By contrast, reports of individual events that are believed (e.g. by the participant or a doctor) to be caused by the intervention are much less informative due to the lack of a comparison with the incidence of the event in control group and the inherently imprecise judgement of causality. The exceptions are events that are rare in the types of people involved in the trial but known to be potentially strongly associated with particular interventions (e.g. anaphylaxis or bone marrow failure in association with drugs).
Harmful and beneficial effects of health interventions may have different impact or frequency, may have different time courses, and may occur in particular groups of individuals. Some interventions (e.g. surgery, chemotherapy) may be associated with little or even hazardous effect in the short-term but provide longer-term benefit. It should also be recognized that for many interventions, the benefits may not be apparent on an individual basis, such as where a detrimental outcome has been prevented (e.g. a stroke or infection).

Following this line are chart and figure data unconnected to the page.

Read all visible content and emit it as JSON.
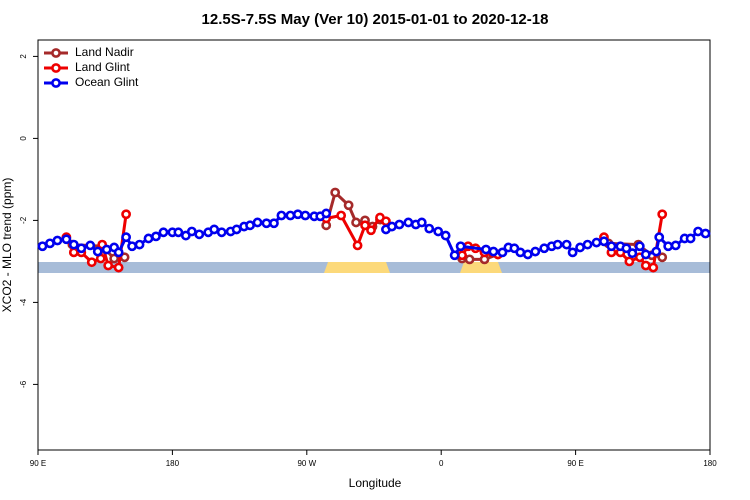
{
  "chart_data": {
    "type": "line",
    "title": "12.5S-7.5S May (Ver 10)   2015-01-01 to 2020-12-18",
    "x_label": "Longitude",
    "y_label": "XCO2 - MLO trend (ppm)",
    "xlim": [
      90,
      540
    ],
    "ylim": [
      -7.6,
      2.4
    ],
    "xticks": [
      {
        "value": 90,
        "label": "90 E"
      },
      180,
      {
        "value": 270,
        "label": "90 W"
      },
      {
        "value": 360,
        "label": "0"
      },
      {
        "value": 450,
        "label": "90 E"
      },
      {
        "value": 540,
        "label": "180"
      }
    ],
    "yticks": [
      2,
      0,
      -2,
      -4,
      -6
    ],
    "legend": "top-left",
    "series": [
      {
        "name": "Land Nadir",
        "color": "#a52a2a",
        "x": [
          113,
          133,
          141,
          148,
          null,
          283,
          289,
          298,
          303,
          309,
          314,
          319,
          null,
          374,
          379,
          389,
          398,
          null,
          472,
          492,
          501,
          508
        ],
        "values": [
          -2.59,
          -2.63,
          -2.93,
          -2.9,
          null,
          -2.12,
          -1.32,
          -1.63,
          -2.05,
          -2.0,
          -2.15,
          -1.98,
          null,
          -2.93,
          -2.95,
          -2.95,
          -2.83,
          null,
          -2.56,
          -2.59,
          -2.85,
          -2.9
        ]
      },
      {
        "name": "Land Glint",
        "color": "#ee0000",
        "x": [
          109,
          114,
          119,
          126,
          132,
          133,
          137,
          144,
          149,
          null,
          283,
          293,
          304,
          309,
          313,
          319,
          323,
          null,
          374,
          378,
          383,
          389,
          394,
          398,
          null,
          469,
          474,
          480,
          486,
          493,
          497,
          502,
          508
        ],
        "values": [
          -2.41,
          -2.78,
          -2.78,
          -3.02,
          -2.93,
          -2.59,
          -3.1,
          -3.15,
          -1.85,
          null,
          -1.95,
          -1.88,
          -2.61,
          -2.12,
          -2.24,
          -1.93,
          -2.02,
          null,
          -2.85,
          -2.63,
          -2.68,
          -2.78,
          -2.78,
          -2.83,
          null,
          -2.41,
          -2.78,
          -2.78,
          -3.0,
          -2.9,
          -3.1,
          -3.15,
          -1.85
        ]
      },
      {
        "name": "Ocean Glint",
        "color": "#0000ee",
        "x": [
          93,
          98,
          103,
          109,
          114,
          119,
          125,
          130,
          136,
          141,
          144,
          149,
          153,
          158,
          164,
          169,
          174,
          180,
          184,
          189,
          193,
          198,
          204,
          208,
          213,
          219,
          223,
          228,
          232,
          237,
          243,
          248,
          253,
          259,
          264,
          269,
          275,
          279,
          283,
          null,
          323,
          327,
          332,
          338,
          343,
          347,
          352,
          358,
          363,
          369,
          373,
          390,
          395,
          401,
          405,
          409,
          413,
          418,
          423,
          429,
          434,
          438,
          444,
          448,
          453,
          458,
          464,
          469,
          474,
          480,
          484,
          488,
          493,
          497,
          504,
          506,
          512,
          517,
          523,
          527,
          532,
          537
        ],
        "values": [
          -2.63,
          -2.56,
          -2.49,
          -2.46,
          -2.59,
          -2.68,
          -2.61,
          -2.76,
          -2.71,
          -2.66,
          -2.78,
          -2.41,
          -2.63,
          -2.59,
          -2.44,
          -2.39,
          -2.29,
          -2.29,
          -2.29,
          -2.37,
          -2.27,
          -2.34,
          -2.29,
          -2.22,
          -2.29,
          -2.27,
          -2.22,
          -2.15,
          -2.12,
          -2.05,
          -2.07,
          -2.07,
          -1.88,
          -1.88,
          -1.85,
          -1.88,
          -1.9,
          -1.9,
          -1.83,
          null,
          -2.22,
          -2.15,
          -2.1,
          -2.05,
          -2.1,
          -2.05,
          -2.2,
          -2.27,
          -2.37,
          -2.85,
          -2.63,
          -2.71,
          -2.76,
          -2.78,
          -2.66,
          -2.68,
          -2.78,
          -2.83,
          -2.76,
          -2.68,
          -2.63,
          -2.59,
          -2.59,
          -2.78,
          -2.66,
          -2.59,
          -2.54,
          -2.51,
          -2.63,
          -2.63,
          -2.68,
          -2.8,
          -2.63,
          -2.83,
          -2.76,
          -2.41,
          -2.63,
          -2.61,
          -2.44,
          -2.44,
          -2.27,
          -2.32
        ]
      }
    ]
  }
}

Key message: An independent Data Monitoring Committee (DMC) provides a robust means to evaluate safety and efficacy data from an ongoing RCT, including unblinded comparisons of frequency of particular events, without prematurely unblinding any others involved in the design, conduct, or governance of the trial. For many RCTs, particularly in earlier phase trials, the functions of a DMC could be provided internally but those involved should nonetheless be adequately firewalled from the trial team to ensure that awareness of results does not introduce bias, (or the perception of bias). Some trials may not require a DMC (e.g. if the trial is short-term and would not be modified regardless of interim data).

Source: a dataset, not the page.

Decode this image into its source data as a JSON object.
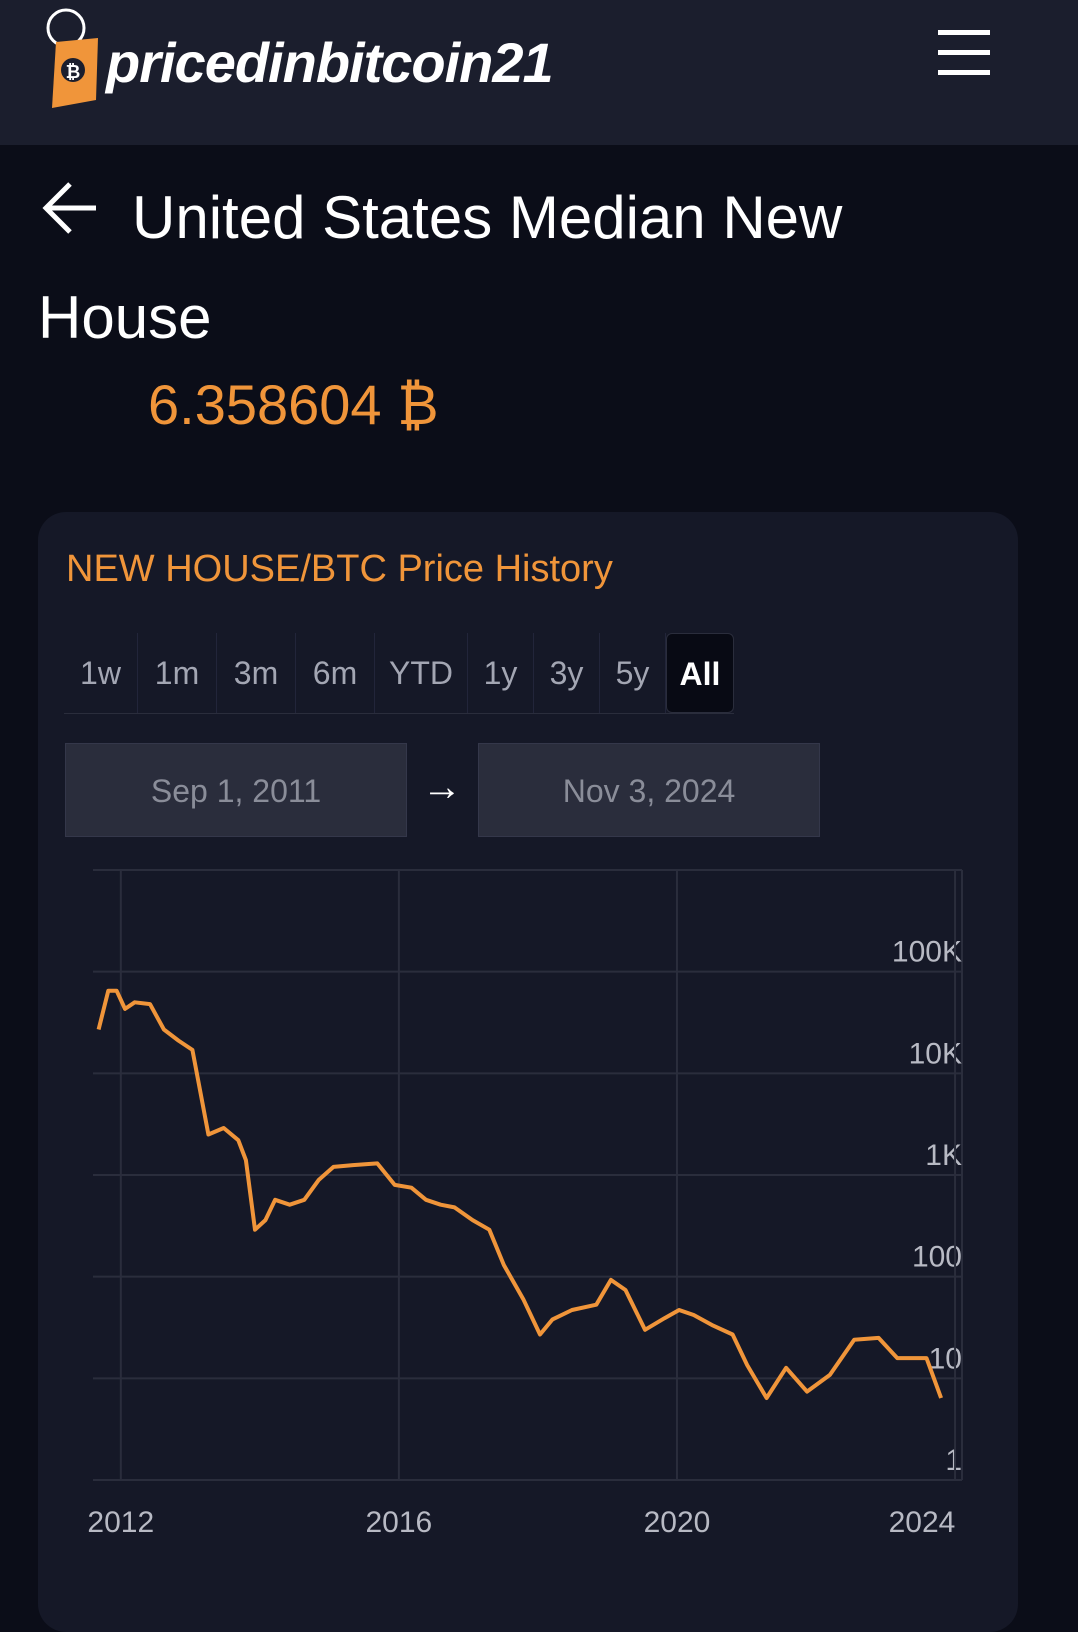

Why this is important: All those involved in the design, conduct and oversight of an ongoing RCT should remain unaware of the interim results until after the study conclusion so as not to introduce bias into the results (e.g. by stopping the trial early when the results happen by chance to look favourable or adverse). The requirement for, and timing and nature of, any interim analyses should be carefully considered so as not to risk premature decision-making based on limited data.

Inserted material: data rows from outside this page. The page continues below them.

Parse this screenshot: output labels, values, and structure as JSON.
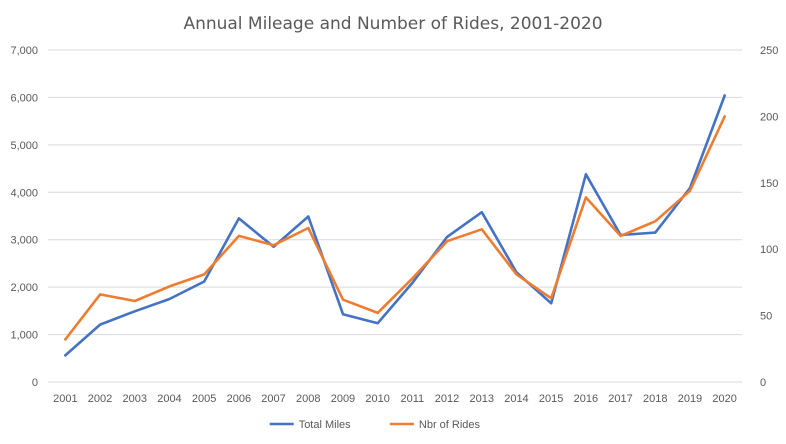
{
  "chart_data": {
    "type": "line",
    "title": "Annual Mileage and Number of Rides, 2001-2020",
    "xlabel": "",
    "ylabel": "",
    "x": [
      "2001",
      "2002",
      "2003",
      "2004",
      "2005",
      "2006",
      "2007",
      "2008",
      "2009",
      "2010",
      "2011",
      "2012",
      "2013",
      "2014",
      "2015",
      "2016",
      "2017",
      "2018",
      "2019",
      "2020"
    ],
    "y_left_ticks": [
      "0",
      "1,000",
      "2,000",
      "3,000",
      "4,000",
      "5,000",
      "6,000",
      "7,000"
    ],
    "y_right_ticks": [
      "0",
      "50",
      "100",
      "150",
      "200",
      "250"
    ],
    "ylim_left": [
      0,
      7000
    ],
    "ylim_right": [
      0,
      250
    ],
    "grid": true,
    "legend_position": "bottom",
    "series": [
      {
        "name": "Total Miles",
        "axis": "left",
        "color": "#4472c4",
        "values": [
          560,
          1210,
          1490,
          1750,
          2120,
          3450,
          2850,
          3490,
          1430,
          1240,
          2090,
          3060,
          3580,
          2310,
          1660,
          4380,
          3100,
          3150,
          4090,
          6040
        ]
      },
      {
        "name": "Nbr of Rides",
        "axis": "right",
        "color": "#ed7d31",
        "values": [
          32,
          66,
          61,
          72,
          81,
          110,
          103,
          116,
          62,
          52,
          78,
          106,
          115,
          81,
          63,
          139,
          110,
          121,
          144,
          200
        ]
      }
    ]
  }
}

A DMC should include members with relevant skills to understand and interpret the emerging safety and efficacy data. A DMC should review analyses of the emerging data, unblinded to the randomized intervention group. The DMC should advise the RCT organisers when there is clear evidence to suggest a change in the protocol or procedures, including cessation of one or more aspects of the trial. Such changes may be due to evidence of benefit or, harm or futility (where continuing the trial is unlikely to provide any meaningful new information). In making such recommendations, a DMC should take account of both the unblinded analyses of the RCT and information available from other sources (including publications from other trials).